Konsitusi Menjamin Hak Muslim Thailand
Sedangkan Hakim MK Thailand Noppadon Theppitak dalam presentasinya menyampaikan pembahasan berjudul “Constitutionalism, Human Rights, and Judicial Justice in a Non-Muslim State: Thailand”. Dalam paparan ini, Noppadon menyebutkan bahwa Thailand merupakan negara Buddhis dengan 93,5% penduduknya beragama Buddha, sedangkan 5,4% adalah penduduk muslim. Namun, angka ini tidak menyiratkan perlakuan diskriminasi terhadap kelompok Muslim Thailand karena Konsitusi Thailand menjamin keberadaan mereka sama dengan kelompok agama mayoritas.
Lebih jauh Noppadon mengatakan bahwa meskipun jumlah Muslim Thailand relatif kecil, namun mereka tergolong kelompok agama kedua terbesar di Thailand. Para Muslim Thailand ini, diperlakukan sama dalam sistem yang sama dalam konstitusionalisme.

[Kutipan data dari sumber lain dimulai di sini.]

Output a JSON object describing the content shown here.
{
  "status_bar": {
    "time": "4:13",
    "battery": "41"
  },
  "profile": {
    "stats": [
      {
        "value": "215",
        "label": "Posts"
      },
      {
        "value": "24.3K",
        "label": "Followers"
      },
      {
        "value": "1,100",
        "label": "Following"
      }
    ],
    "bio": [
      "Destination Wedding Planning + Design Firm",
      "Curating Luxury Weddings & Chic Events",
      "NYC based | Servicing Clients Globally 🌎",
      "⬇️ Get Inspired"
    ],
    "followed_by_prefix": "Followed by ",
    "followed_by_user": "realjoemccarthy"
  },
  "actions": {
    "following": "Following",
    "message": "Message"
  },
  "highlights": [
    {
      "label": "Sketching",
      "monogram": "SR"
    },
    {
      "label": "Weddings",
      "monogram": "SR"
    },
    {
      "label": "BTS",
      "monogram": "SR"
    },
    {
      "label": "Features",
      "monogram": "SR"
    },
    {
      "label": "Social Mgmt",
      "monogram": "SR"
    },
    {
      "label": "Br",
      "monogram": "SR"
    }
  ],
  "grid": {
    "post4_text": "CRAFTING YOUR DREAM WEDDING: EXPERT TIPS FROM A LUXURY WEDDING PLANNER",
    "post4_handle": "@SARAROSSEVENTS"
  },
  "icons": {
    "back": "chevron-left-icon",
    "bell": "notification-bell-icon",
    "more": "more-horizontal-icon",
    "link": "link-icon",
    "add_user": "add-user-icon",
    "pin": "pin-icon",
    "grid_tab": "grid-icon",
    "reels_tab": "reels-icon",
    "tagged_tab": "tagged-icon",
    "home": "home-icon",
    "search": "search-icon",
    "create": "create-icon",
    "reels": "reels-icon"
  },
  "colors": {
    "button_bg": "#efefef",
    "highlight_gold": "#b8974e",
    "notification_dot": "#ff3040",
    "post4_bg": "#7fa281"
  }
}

Muslim Thailand menempati empat provinsi di wilayah Thailand, yakni Pattani, Narathiwat, Yala, dan Satun. Untuk empat wilayah ini pada 1946 telah berlaku hukum Islam sehingga masalah perdata di wilayah tersebut diadili sesuai dengan hukum Islam.
“Pada intinya Konstitusi Thailand menyatakan bahwa setiap orang dapat menikmati kebebasan penuh untuk memeluk suatu agama termasuk kebebasan untuk mempraktikkan segala bentuk ibadah. Dengan ketentuan dalam melakukannya tidak membahayakan keselamatan negara dan tidak pula bertentangan dengan ketertiban umum atau kesusilaan yang baik. Akibatnya, Muslim Thailand di Thailand dan bagi setiap orang yang termasuk agama tertentu dapat menikmati hak yang sama dan melaksanakan kewajiban yang sama seperti orang Thailand Buddha, “ sampai Noppadon.

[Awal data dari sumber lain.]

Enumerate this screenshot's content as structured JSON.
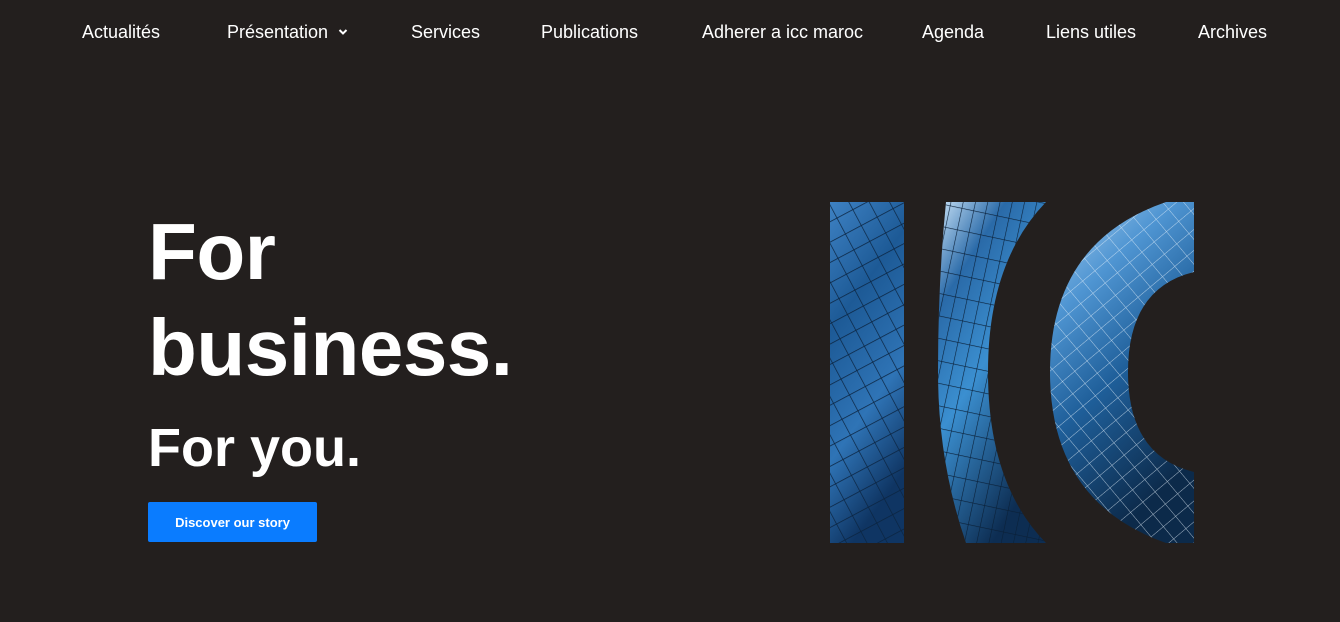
{
  "nav": {
    "items": [
      {
        "label": "Actualités"
      },
      {
        "label": "Présentation",
        "has_dropdown": true
      },
      {
        "label": "Services"
      },
      {
        "label": "Publications"
      },
      {
        "label": "Adherer a icc maroc"
      },
      {
        "label": "Agenda"
      },
      {
        "label": "Liens utiles"
      },
      {
        "label": "Archives"
      }
    ]
  },
  "hero": {
    "line1": "For",
    "line2": "business.",
    "line3": "For you.",
    "cta_label": "Discover our story"
  },
  "logo": {
    "icon": "icc-building-letters-icon"
  },
  "colors": {
    "background": "#231f1e",
    "text": "#ffffff",
    "accent": "#0a7cff",
    "logo_dark": "#0c2a4a",
    "logo_mid": "#1f5f9a",
    "logo_light": "#8fc3ee"
  }
}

Dalam kesempatan itu, hadir pula sebagai pembicara, yakni Malinovskiy Victor mewakili Konsil Konstitusi Kazakhstan, Ketua Mahkamah Konstitusi Azerbaijan Farhad Abdullayev, Presiden Mahkamah Konstitusi Yordania Hisham Al-Tal, Ketua Konsil Konstitusi Aljazair Kamel Fenniche, Ketua Mahkamah Konstitusi Agung Mesir Saeed Marey Amr, serta Hakim Dewan Konstitusi Mozambik Albano Macie.
Untuk diketahui, konferensi Judicial Organization of Islamic Cooperation (JOIC) merupakan kesepakatan dari Deklarasi Istanbul pada 14 – 15 Desember 2018 silam. Deklarasi Istanbul (Istanbul Declaration) menyepakati 3 (tiga) hal, yaitu (1) seluruh peserta sepakat untuk menyelenggarakan konferensi secara periodik untuk membahas tentang Konstitusi dan Hak Asasi Manusia guna mempromosikan penegakkan hukum dan Hak Asasi Manusia; (2) pembentukan working group untuk membahas bentuk dan langkah ke depan forum ini; dan (3) bersepakat untuk menyelenggarakan konferensi berikutnya dengan Indonesia sebagi tuan rumah.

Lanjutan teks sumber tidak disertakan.